Фрекен миновала первое озеро, где, как раз работали мужчины из санатории и рабочие из села: они убирали снег и складывали его огромным кольцом вокруг всего озера — устраивали каток. Рабочие были, впрочем, немного невоспитанны; то была большей частью молодежь; они, пока она шла мимо, шушукаясь и, посмеиваясь, продолжали свою работу. Это было не особенно приятно, но когда она пришла к Даниэлю, она была спасена: он все тот же, все тот же защитник. Когда он услыхал про нахальство сельских парней, он моментально хотел бросить рыбную ловлю и побежать к ним.
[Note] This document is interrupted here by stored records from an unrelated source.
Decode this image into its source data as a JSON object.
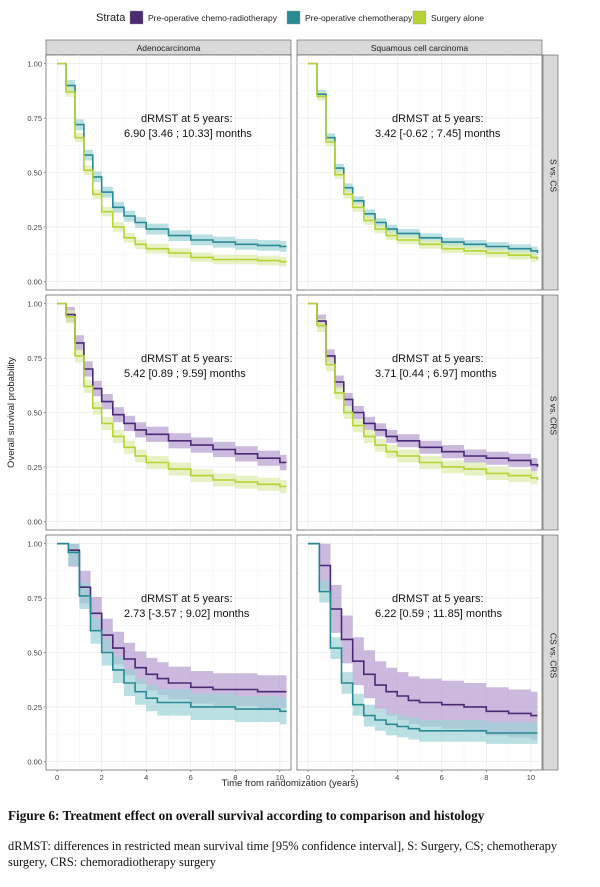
{
  "legend": {
    "title": "Strata",
    "items": [
      {
        "label": "Pre-operative chemo-radiotherapy",
        "color": "#4a2a73"
      },
      {
        "label": "Pre-operative chemotherapy",
        "color": "#2a8a93"
      },
      {
        "label": "Surgery alone",
        "color": "#b5d334"
      }
    ]
  },
  "colors": {
    "CRS": "#4a2a73",
    "CS": "#2a8a93",
    "S": "#b5d334",
    "CRS_band": "#b59bd0",
    "CS_band": "#9dd3d7",
    "S_band": "#dcedaa"
  },
  "caption": {
    "title": "Figure 6: Treatment effect on overall survival according to comparison and histology",
    "body": "dRMST: differences in restricted mean survival time [95% confidence interval], S: Surgery, CS; chemotherapy surgery, CRS: chemoradiotherapy surgery"
  },
  "chart_data": {
    "type": "line",
    "xlabel": "Time from randomization (years)",
    "ylabel": "Overall survival probability",
    "xlim": [
      -0.5,
      10.5
    ],
    "ylim": [
      -0.04,
      1.04
    ],
    "xticks": [
      0,
      2,
      4,
      6,
      8,
      10
    ],
    "yticks": [
      0,
      0.25,
      0.5,
      0.75,
      1
    ],
    "ytick_labels": [
      "0.00",
      "0.25",
      "0.50",
      "0.75",
      "1.00"
    ],
    "grid": true,
    "legend_position": "top",
    "columns": [
      "Adenocarcinoma",
      "Squamous cell carcinoma"
    ],
    "rows": [
      "S vs. CS",
      "S vs. CRS",
      "CS vs. CRS"
    ],
    "panels": [
      {
        "row": 0,
        "col": 0,
        "annotation": [
          "dRMST at 5 years:",
          "6.90 [3.46 ; 10.33] months"
        ],
        "series": [
          {
            "key": "CS",
            "x": [
              0,
              0.4,
              0.8,
              1.2,
              1.6,
              2,
              2.5,
              3,
              3.5,
              4,
              5,
              6,
              7,
              8,
              9,
              10,
              10.3
            ],
            "y": [
              1,
              0.9,
              0.72,
              0.58,
              0.48,
              0.41,
              0.34,
              0.3,
              0.27,
              0.24,
              0.21,
              0.19,
              0.18,
              0.17,
              0.165,
              0.16,
              0.16
            ],
            "band": 0.025
          },
          {
            "key": "S",
            "x": [
              0,
              0.4,
              0.8,
              1.2,
              1.6,
              2,
              2.5,
              3,
              3.5,
              4,
              5,
              6,
              7,
              8,
              9,
              10,
              10.3
            ],
            "y": [
              1,
              0.87,
              0.66,
              0.51,
              0.4,
              0.32,
              0.25,
              0.2,
              0.17,
              0.15,
              0.13,
              0.11,
              0.1,
              0.1,
              0.095,
              0.09,
              0.09
            ],
            "band": 0.022
          }
        ]
      },
      {
        "row": 0,
        "col": 1,
        "annotation": [
          "dRMST at 5 years:",
          "3.42 [-0.62 ; 7.45] months"
        ],
        "series": [
          {
            "key": "CS",
            "x": [
              0,
              0.4,
              0.8,
              1.2,
              1.6,
              2,
              2.5,
              3,
              3.5,
              4,
              5,
              6,
              7,
              8,
              9,
              10,
              10.3
            ],
            "y": [
              1,
              0.86,
              0.66,
              0.52,
              0.43,
              0.37,
              0.31,
              0.27,
              0.24,
              0.22,
              0.2,
              0.18,
              0.17,
              0.16,
              0.15,
              0.14,
              0.13
            ],
            "band": 0.02
          },
          {
            "key": "S",
            "x": [
              0,
              0.4,
              0.8,
              1.2,
              1.6,
              2,
              2.5,
              3,
              3.5,
              4,
              5,
              6,
              7,
              8,
              9,
              10,
              10.3
            ],
            "y": [
              1,
              0.85,
              0.64,
              0.49,
              0.4,
              0.34,
              0.28,
              0.24,
              0.21,
              0.19,
              0.17,
              0.15,
              0.14,
              0.13,
              0.12,
              0.11,
              0.1
            ],
            "band": 0.02
          }
        ]
      },
      {
        "row": 1,
        "col": 0,
        "annotation": [
          "dRMST at 5 years:",
          "5.42 [0.89 ; 9.59] months"
        ],
        "series": [
          {
            "key": "CRS",
            "x": [
              0,
              0.4,
              0.8,
              1.2,
              1.6,
              2,
              2.5,
              3,
              3.5,
              4,
              5,
              6,
              7,
              8,
              9,
              10,
              10.3
            ],
            "y": [
              1,
              0.95,
              0.82,
              0.7,
              0.61,
              0.55,
              0.49,
              0.45,
              0.42,
              0.4,
              0.37,
              0.35,
              0.33,
              0.31,
              0.29,
              0.27,
              0.27
            ],
            "band": 0.035
          },
          {
            "key": "S",
            "x": [
              0,
              0.4,
              0.8,
              1.2,
              1.6,
              2,
              2.5,
              3,
              3.5,
              4,
              5,
              6,
              7,
              8,
              9,
              10,
              10.3
            ],
            "y": [
              1,
              0.94,
              0.76,
              0.62,
              0.52,
              0.45,
              0.39,
              0.34,
              0.3,
              0.27,
              0.24,
              0.21,
              0.19,
              0.18,
              0.17,
              0.16,
              0.16
            ],
            "band": 0.03
          }
        ]
      },
      {
        "row": 1,
        "col": 1,
        "annotation": [
          "dRMST at 5 years:",
          "3.71 [0.44 ; 6.97] months"
        ],
        "series": [
          {
            "key": "CRS",
            "x": [
              0,
              0.4,
              0.8,
              1.2,
              1.6,
              2,
              2.5,
              3,
              3.5,
              4,
              5,
              6,
              7,
              8,
              9,
              10,
              10.3
            ],
            "y": [
              1,
              0.92,
              0.76,
              0.64,
              0.56,
              0.5,
              0.45,
              0.42,
              0.39,
              0.37,
              0.34,
              0.32,
              0.3,
              0.29,
              0.28,
              0.26,
              0.25
            ],
            "band": 0.03
          },
          {
            "key": "S",
            "x": [
              0,
              0.4,
              0.8,
              1.2,
              1.6,
              2,
              2.5,
              3,
              3.5,
              4,
              5,
              6,
              7,
              8,
              9,
              10,
              10.3
            ],
            "y": [
              1,
              0.9,
              0.72,
              0.59,
              0.5,
              0.44,
              0.39,
              0.35,
              0.32,
              0.3,
              0.27,
              0.25,
              0.24,
              0.22,
              0.21,
              0.2,
              0.19
            ],
            "band": 0.03
          }
        ]
      },
      {
        "row": 2,
        "col": 0,
        "annotation": [
          "dRMST at 5 years:",
          "2.73 [-3.57 ; 9.02] months"
        ],
        "series": [
          {
            "key": "CRS",
            "x": [
              0,
              0.5,
              1,
              1.5,
              2,
              2.5,
              3,
              3.5,
              4,
              4.5,
              5,
              6,
              7,
              8,
              9,
              10,
              10.3
            ],
            "y": [
              1,
              0.97,
              0.8,
              0.68,
              0.58,
              0.52,
              0.47,
              0.43,
              0.4,
              0.38,
              0.36,
              0.34,
              0.33,
              0.33,
              0.32,
              0.32,
              0.32
            ],
            "band": 0.075
          },
          {
            "key": "CS",
            "x": [
              0,
              0.5,
              1,
              1.5,
              2,
              2.5,
              3,
              3.5,
              4,
              4.5,
              5,
              6,
              7,
              8,
              9,
              10,
              10.3
            ],
            "y": [
              1,
              0.96,
              0.76,
              0.6,
              0.5,
              0.42,
              0.36,
              0.32,
              0.29,
              0.27,
              0.27,
              0.25,
              0.25,
              0.24,
              0.24,
              0.23,
              0.23
            ],
            "band": 0.06
          }
        ]
      },
      {
        "row": 2,
        "col": 1,
        "annotation": [
          "dRMST at 5 years:",
          "6.22 [0.59 ; 11.85] months"
        ],
        "series": [
          {
            "key": "CRS",
            "x": [
              0,
              0.5,
              1,
              1.5,
              2,
              2.5,
              3,
              3.5,
              4,
              4.5,
              5,
              6,
              7,
              8,
              9,
              10,
              10.3
            ],
            "y": [
              1,
              0.9,
              0.7,
              0.56,
              0.46,
              0.4,
              0.35,
              0.32,
              0.3,
              0.28,
              0.27,
              0.26,
              0.25,
              0.23,
              0.22,
              0.21,
              0.21
            ],
            "band": 0.11
          },
          {
            "key": "CS",
            "x": [
              0,
              0.5,
              1,
              1.5,
              2,
              2.5,
              3,
              3.5,
              4,
              4.5,
              5,
              6,
              7,
              8,
              9,
              10,
              10.3
            ],
            "y": [
              1,
              0.78,
              0.52,
              0.36,
              0.26,
              0.21,
              0.19,
              0.17,
              0.16,
              0.15,
              0.14,
              0.14,
              0.14,
              0.13,
              0.13,
              0.13,
              0.13
            ],
            "band": 0.05
          }
        ]
      }
    ]
  }
}
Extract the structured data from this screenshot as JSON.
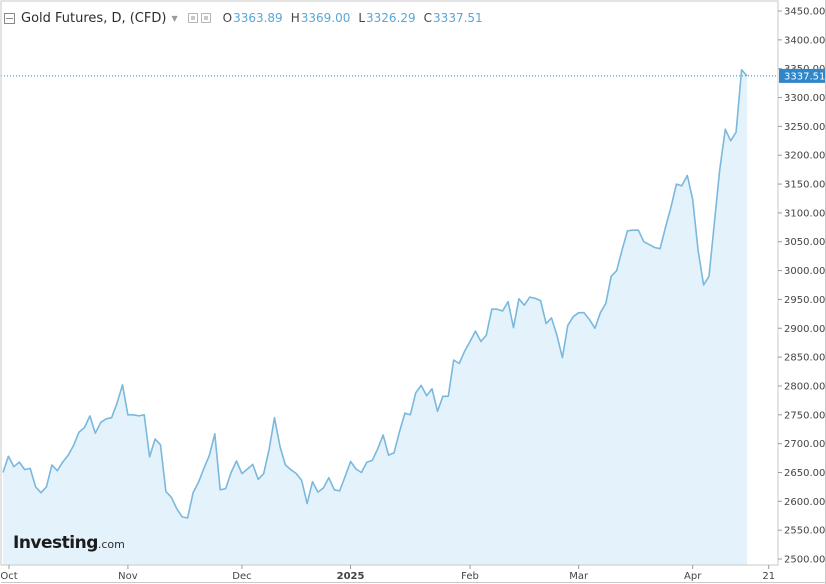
{
  "header": {
    "title": "Gold Futures, D, (CFD)",
    "open_label": "O",
    "open_value": "3363.89",
    "high_label": "H",
    "high_value": "3369.00",
    "low_label": "L",
    "low_value": "3326.29",
    "close_label": "C",
    "close_value": "3337.51"
  },
  "logo": {
    "main": "Investing",
    "suffix": ".com"
  },
  "colors": {
    "line": "#7ab8dd",
    "area": "#e4f3fb",
    "last_price_bg": "#2f86c9",
    "axis_text": "#444444",
    "grid": "#c9c9c9"
  },
  "chart_data": {
    "type": "area",
    "ylim": [
      2490,
      3460
    ],
    "y_ticks": [
      "3450.00",
      "3400.00",
      "3350.00",
      "3300.00",
      "3250.00",
      "3200.00",
      "3150.00",
      "3100.00",
      "3050.00",
      "3000.00",
      "2950.00",
      "2900.00",
      "2850.00",
      "2800.00",
      "2750.00",
      "2700.00",
      "2650.00",
      "2600.00",
      "2550.00",
      "2500.00"
    ],
    "x_ticks": [
      {
        "label": "Oct",
        "index": 0
      },
      {
        "label": "Nov",
        "index": 23
      },
      {
        "label": "Dec",
        "index": 44
      },
      {
        "label": "2025",
        "index": 64
      },
      {
        "label": "Feb",
        "index": 86
      },
      {
        "label": "Mar",
        "index": 106
      },
      {
        "label": "Apr",
        "index": 127
      },
      {
        "label": "21",
        "index": 141
      }
    ],
    "last_price": 3337.51,
    "last_price_label": "3337.51",
    "values": [
      2650,
      2678,
      2660,
      2668,
      2655,
      2657,
      2625,
      2615,
      2625,
      2663,
      2653,
      2668,
      2680,
      2697,
      2720,
      2728,
      2748,
      2718,
      2737,
      2743,
      2745,
      2770,
      2802,
      2750,
      2750,
      2748,
      2750,
      2677,
      2708,
      2698,
      2617,
      2607,
      2587,
      2573,
      2571,
      2615,
      2633,
      2657,
      2680,
      2717,
      2620,
      2622,
      2650,
      2670,
      2648,
      2656,
      2664,
      2638,
      2648,
      2690,
      2745,
      2695,
      2663,
      2655,
      2648,
      2636,
      2596,
      2634,
      2616,
      2623,
      2641,
      2620,
      2618,
      2643,
      2669,
      2656,
      2650,
      2668,
      2671,
      2691,
      2715,
      2680,
      2684,
      2720,
      2753,
      2750,
      2788,
      2801,
      2783,
      2795,
      2756,
      2782,
      2782,
      2845,
      2839,
      2860,
      2877,
      2895,
      2877,
      2888,
      2933,
      2933,
      2930,
      2946,
      2901,
      2951,
      2940,
      2954,
      2952,
      2948,
      2908,
      2918,
      2888,
      2849,
      2905,
      2920,
      2927,
      2927,
      2915,
      2900,
      2927,
      2943,
      2990,
      3000,
      3036,
      3069,
      3070,
      3070,
      3050,
      3045,
      3040,
      3038,
      3075,
      3110,
      3150,
      3147,
      3165,
      3123,
      3035,
      2975,
      2990,
      3083,
      3176,
      3245,
      3225,
      3240,
      3348,
      3337.51
    ]
  }
}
— Это все канальи, сбежавшиеся в село, — сказал он, — я их хорошенько обругаю. Значит, ты не хочешь, чтобы я поговорил с ними? Ну, хорошо. Я попрошу Гельмера, чтобы он это сделал.

— Гельмер? Кто это?

Гельмер все время его детства был его соседом, милейший парень, лучший друг его. Посмеиваясь, рассказал Даниэль, как тот однажды удержал его от того, чтобы поджечь дом: да, да, это было года два тому назад, когда его так постыдно надули и она вышла замуж за другого, за писаря ленсмана. Тогда у него помутилось в голове, он хотел сделать что-нибудь в отместку, спалить ее. И, если бы тогда не было Гельмера, то бог знает, что случилось бы.

— Неужели ты мог бы сделать это? — спросила фрекен.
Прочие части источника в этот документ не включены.